Man’s addiction to meat has massively contributed to the world looking the way it does today, and as with many matters that are contributing to this planet’s demise we are accelerating the rate of production as opposed to slowing things down.

Meat factories, not farms

Many people still have a romantic notion that cheap supermarket meat is a raw ingredient (not processed) and that it comes from animals on farms. This is sadly not the case. Make no mistake, meat is now largely produced in industrial factories, not farms.

In the UK, IPUs fall under Schedule 1 of the Town and Country Planning (Environmental Impact Assessment) Regulations 2011, the same category as a new airport or a nuclear power plant. Intensive poultry units are categorised in environmental regulations as being equivalent to crude oil refineries, nuclear fuel processing plants and chemical installations.

Intensive farming is rife across first and third world countries. The industry is driven by raising animals in concentrated, confined spaces in massive numbers, and it’s had a huge impact on the quality of food, soil, air and water.

Chicken factory

To give you an idea, this is how efficient these factories have become. They can take a fertile egg and 4kg of cereal feed and turn it into a 2.4kg chicken in just over four weeks. To put that in context, a chicken fed and raised outdoors reaches maturity in 24 weeks. A 16kg turkey can now be manufactured in around 20 weeks.

In terms of addional impact, when you buy a 500g steak, it’s taken almost 7,000 liters of water and 3kg of feed to produce that small piece of meat. Just let that sink in – how can this be sustainable as we ramp up beef production around the world.

Astonishingly, meat and dairy contribute about 60% of agriculture’s greenhouse gas emissions, and provide only 18% of our calories. That’s staggering.

These environmental consequences and questions of sustainability are of no relevance to the ruthless, hugely profitable, meat producing industry. It’s all about making money and answering to shareholders.

Chicken prices in UK supermarkets

We were in a mainstream UK supermarket recently, and they were selling a whole 2.4kg chicken for £2.00. This chicken will have been bred to full maturity in a shed, crammed in with 50,000 other chickens, in around four weeks.

Now compare that price to a butchers in the country side, where they sell genuine free range chickens.

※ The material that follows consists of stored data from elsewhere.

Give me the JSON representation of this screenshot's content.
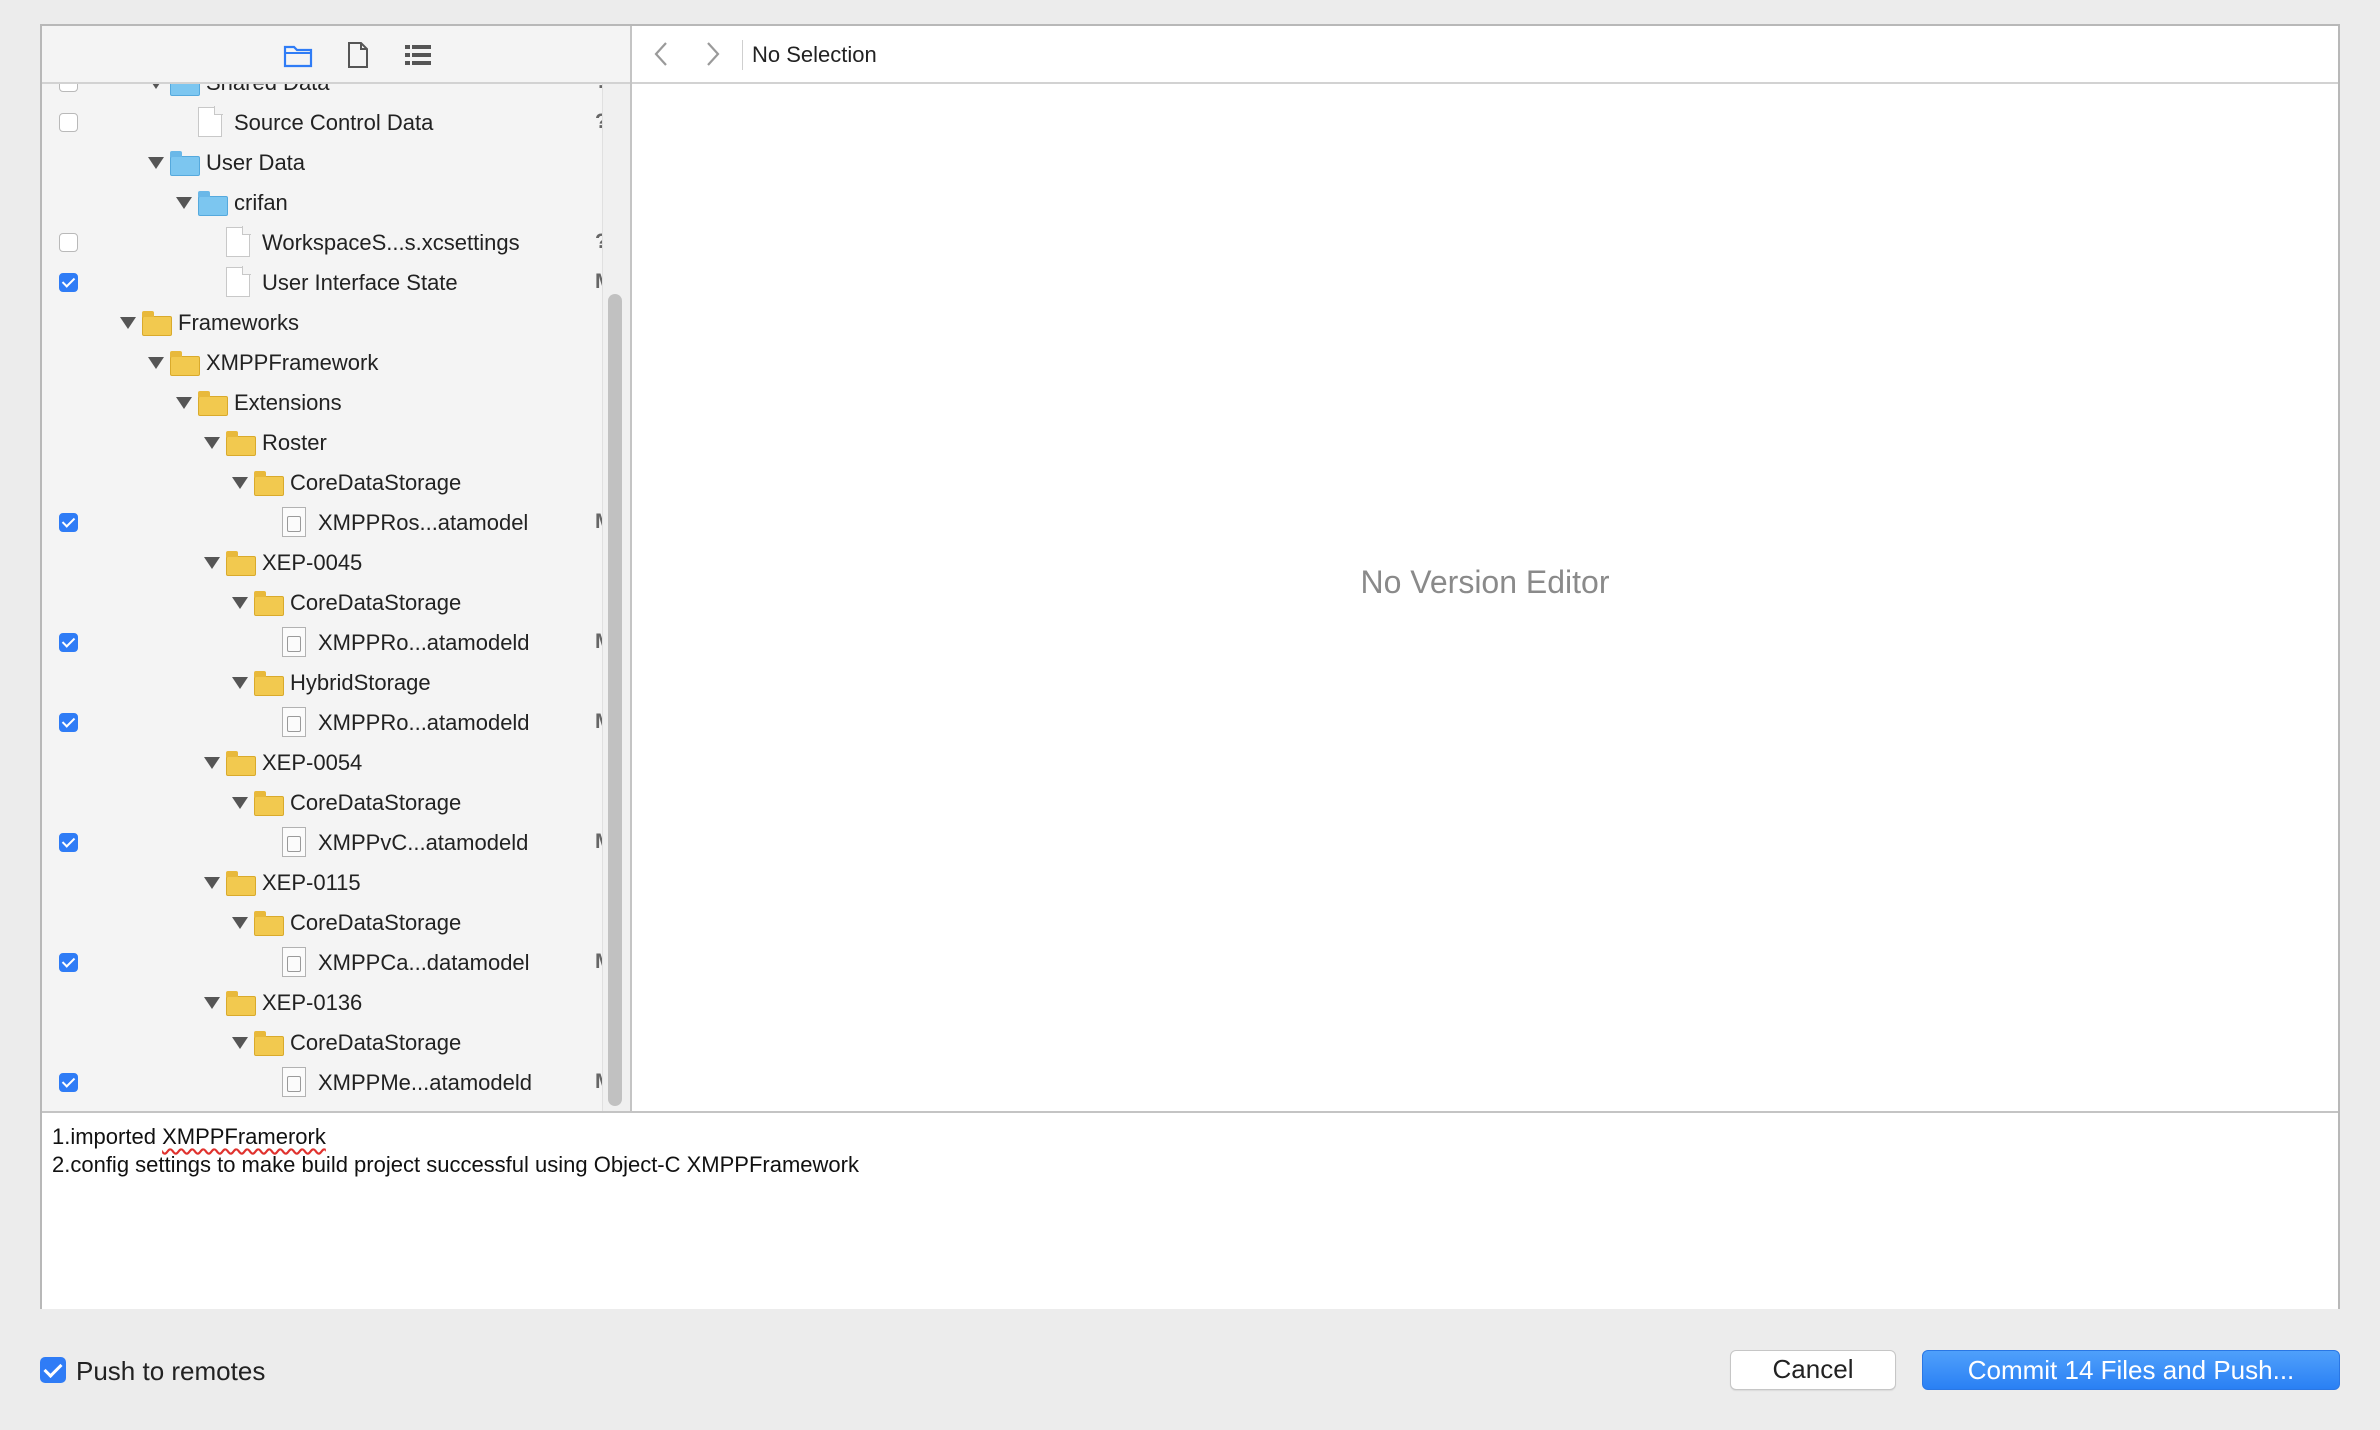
{
  "toolbar": {
    "left_icons": [
      "folder-icon",
      "file-icon",
      "list-icon"
    ],
    "selection_label": "No Selection"
  },
  "tree": [
    {
      "label": "Shared Data",
      "icon": "folder-blue",
      "depth": 4,
      "checkbox": "unchecked",
      "status": "?",
      "expanded": true
    },
    {
      "label": "Source Control Data",
      "icon": "file",
      "depth": 5,
      "checkbox": "unchecked",
      "status": "?"
    },
    {
      "label": "User Data",
      "icon": "folder-blue",
      "depth": 4,
      "checkbox": "none",
      "status": "",
      "expanded": true
    },
    {
      "label": "crifan",
      "icon": "folder-blue",
      "depth": 5,
      "checkbox": "none",
      "status": "",
      "expanded": true
    },
    {
      "label": "WorkspaceS...s.xcsettings",
      "icon": "file",
      "depth": 6,
      "checkbox": "unchecked",
      "status": "?"
    },
    {
      "label": "User Interface State",
      "icon": "file",
      "depth": 6,
      "checkbox": "checked",
      "status": "M"
    },
    {
      "label": "Frameworks",
      "icon": "folder-yellow",
      "depth": 3,
      "checkbox": "none",
      "status": "",
      "expanded": true
    },
    {
      "label": "XMPPFramework",
      "icon": "folder-yellow",
      "depth": 4,
      "checkbox": "none",
      "status": "",
      "expanded": true
    },
    {
      "label": "Extensions",
      "icon": "folder-yellow",
      "depth": 5,
      "checkbox": "none",
      "status": "",
      "expanded": true
    },
    {
      "label": "Roster",
      "icon": "folder-yellow",
      "depth": 6,
      "checkbox": "none",
      "status": "",
      "expanded": true
    },
    {
      "label": "CoreDataStorage",
      "icon": "folder-yellow",
      "depth": 7,
      "checkbox": "none",
      "status": "",
      "expanded": true
    },
    {
      "label": "XMPPRos...atamodel",
      "icon": "model",
      "depth": 8,
      "checkbox": "checked",
      "status": "M"
    },
    {
      "label": "XEP-0045",
      "icon": "folder-yellow",
      "depth": 6,
      "checkbox": "none",
      "status": "",
      "expanded": true
    },
    {
      "label": "CoreDataStorage",
      "icon": "folder-yellow",
      "depth": 7,
      "checkbox": "none",
      "status": "",
      "expanded": true
    },
    {
      "label": "XMPPRo...atamodeld",
      "icon": "model",
      "depth": 8,
      "checkbox": "checked",
      "status": "M"
    },
    {
      "label": "HybridStorage",
      "icon": "folder-yellow",
      "depth": 7,
      "checkbox": "none",
      "status": "",
      "expanded": true
    },
    {
      "label": "XMPPRo...atamodeld",
      "icon": "model",
      "depth": 8,
      "checkbox": "checked",
      "status": "M"
    },
    {
      "label": "XEP-0054",
      "icon": "folder-yellow",
      "depth": 6,
      "checkbox": "none",
      "status": "",
      "expanded": true
    },
    {
      "label": "CoreDataStorage",
      "icon": "folder-yellow",
      "depth": 7,
      "checkbox": "none",
      "status": "",
      "expanded": true
    },
    {
      "label": "XMPPvC...atamodeld",
      "icon": "model",
      "depth": 8,
      "checkbox": "checked",
      "status": "M"
    },
    {
      "label": "XEP-0115",
      "icon": "folder-yellow",
      "depth": 6,
      "checkbox": "none",
      "status": "",
      "expanded": true
    },
    {
      "label": "CoreDataStorage",
      "icon": "folder-yellow",
      "depth": 7,
      "checkbox": "none",
      "status": "",
      "expanded": true
    },
    {
      "label": "XMPPCa...datamodel",
      "icon": "model",
      "depth": 8,
      "checkbox": "checked",
      "status": "M"
    },
    {
      "label": "XEP-0136",
      "icon": "folder-yellow",
      "depth": 6,
      "checkbox": "none",
      "status": "",
      "expanded": true
    },
    {
      "label": "CoreDataStorage",
      "icon": "folder-yellow",
      "depth": 7,
      "checkbox": "none",
      "status": "",
      "expanded": true
    },
    {
      "label": "XMPPMe...atamodeld",
      "icon": "model",
      "depth": 8,
      "checkbox": "checked",
      "status": "M"
    }
  ],
  "editor": {
    "placeholder": "No Version Editor"
  },
  "commit_message": {
    "line1_prefix": "1.imported ",
    "line1_misspelled": "XMPPFramerork",
    "line2": "2.config settings to make build project successful using Object-C XMPPFramework"
  },
  "footer": {
    "push_label": "Push to remotes",
    "push_checked": true,
    "cancel_label": "Cancel",
    "commit_label": "Commit 14 Files and Push..."
  },
  "colors": {
    "accent": "#2f7cf6",
    "folder_yellow": "#f2c94f",
    "folder_blue": "#7cc6f0"
  }
}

The same 2.4kg chicken will probably set you back over £15. But the difference is massive – these chickens taste of chicken and the bones are dense and hard.

Our personal choice

We still eat meat occasionally (a couple times a month), but we pay extra to buy organic, outdoor bred animals. The same goes for our eggs. And we don’t fall for “free range” marketing and branding where the animals are cooped up in enormous sheds with an opening and they can ‘choose’ to go out to roam outdoors at their leisure.

The more we’ve read about animals reared and bred in sheds, the more we’ve moved away from this source of food. The price tag for organic meat is very expensive and we can’t afford to buy it, so we buy good quality meat occasionally, as a treat, and have moved to a predominantly plant based diet.

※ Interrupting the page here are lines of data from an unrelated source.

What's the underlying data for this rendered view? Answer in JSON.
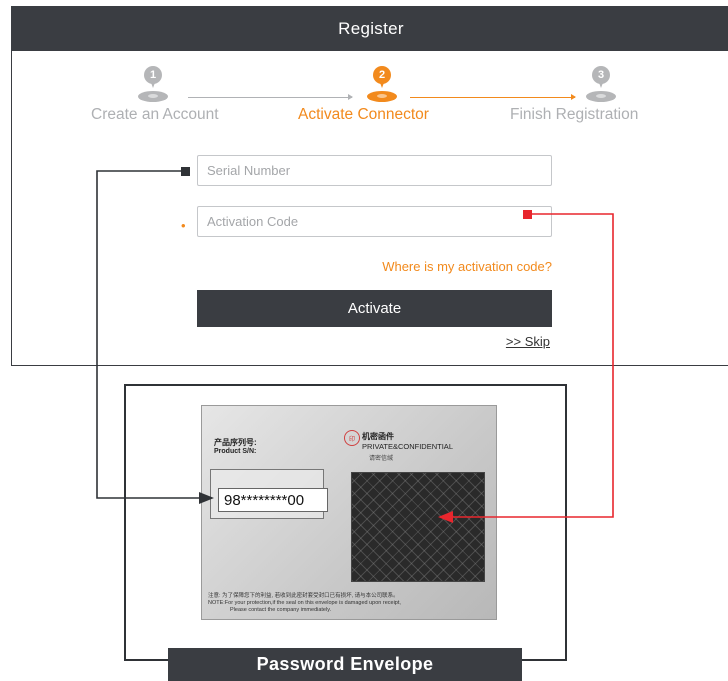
{
  "header": {
    "title": "Register"
  },
  "steps": [
    {
      "number": "1",
      "label": "Create an Account",
      "state": "inactive"
    },
    {
      "number": "2",
      "label": "Activate Connector",
      "state": "active"
    },
    {
      "number": "3",
      "label": "Finish Registration",
      "state": "inactive"
    }
  ],
  "form": {
    "serial_placeholder": "Serial Number",
    "serial_value": "",
    "activation_placeholder": "Activation Code",
    "activation_value": "",
    "required_mark": "•",
    "where_link": "Where is my activation code?",
    "activate_label": "Activate",
    "skip_label": ">> Skip"
  },
  "envelope": {
    "product_sn_cn": "产品序列号:",
    "product_sn_en": "Product S/N:",
    "serial_value": "98********00",
    "confidential_cn": "机密函件",
    "confidential_en": "PRIVATE&CONFIDENTIAL",
    "confidential_cn2": "请密信缄",
    "notice_cn": "注意: 为了保障您下的利益, 若收到此密封套受封口已有损坏, 请与本公司联系。",
    "notice_en": "NOTE:For your protection,if the seal on this envelope is damaged upon receipt,",
    "notice_en2": "Please contact the company immediately.",
    "caption": "Password Envelope"
  },
  "colors": {
    "dark": "#3a3d42",
    "accent": "#f28a1d",
    "inactive": "#b5b6b8",
    "connector_dark": "#2f3236",
    "connector_red": "#e8262d"
  },
  "icons": {
    "step_marker": "map-pin-icon"
  }
}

Months like Veganuary are key to educating people that you can eat great tasting food with no meat in it. My wife and I are foodies. We love good food. We cook all our food from scratch every day and our vegetarian and vegan meals are amazing; full of flavor, taste and texture, and we’re not missing meat all.

We’re trying to do our bit by predominantly eating food from sustainable sources and consuming a largely plant based diet. If more people followed suite, we would see a decline in the amount of cheap meat that’s produced, which would do this planet a massive favour.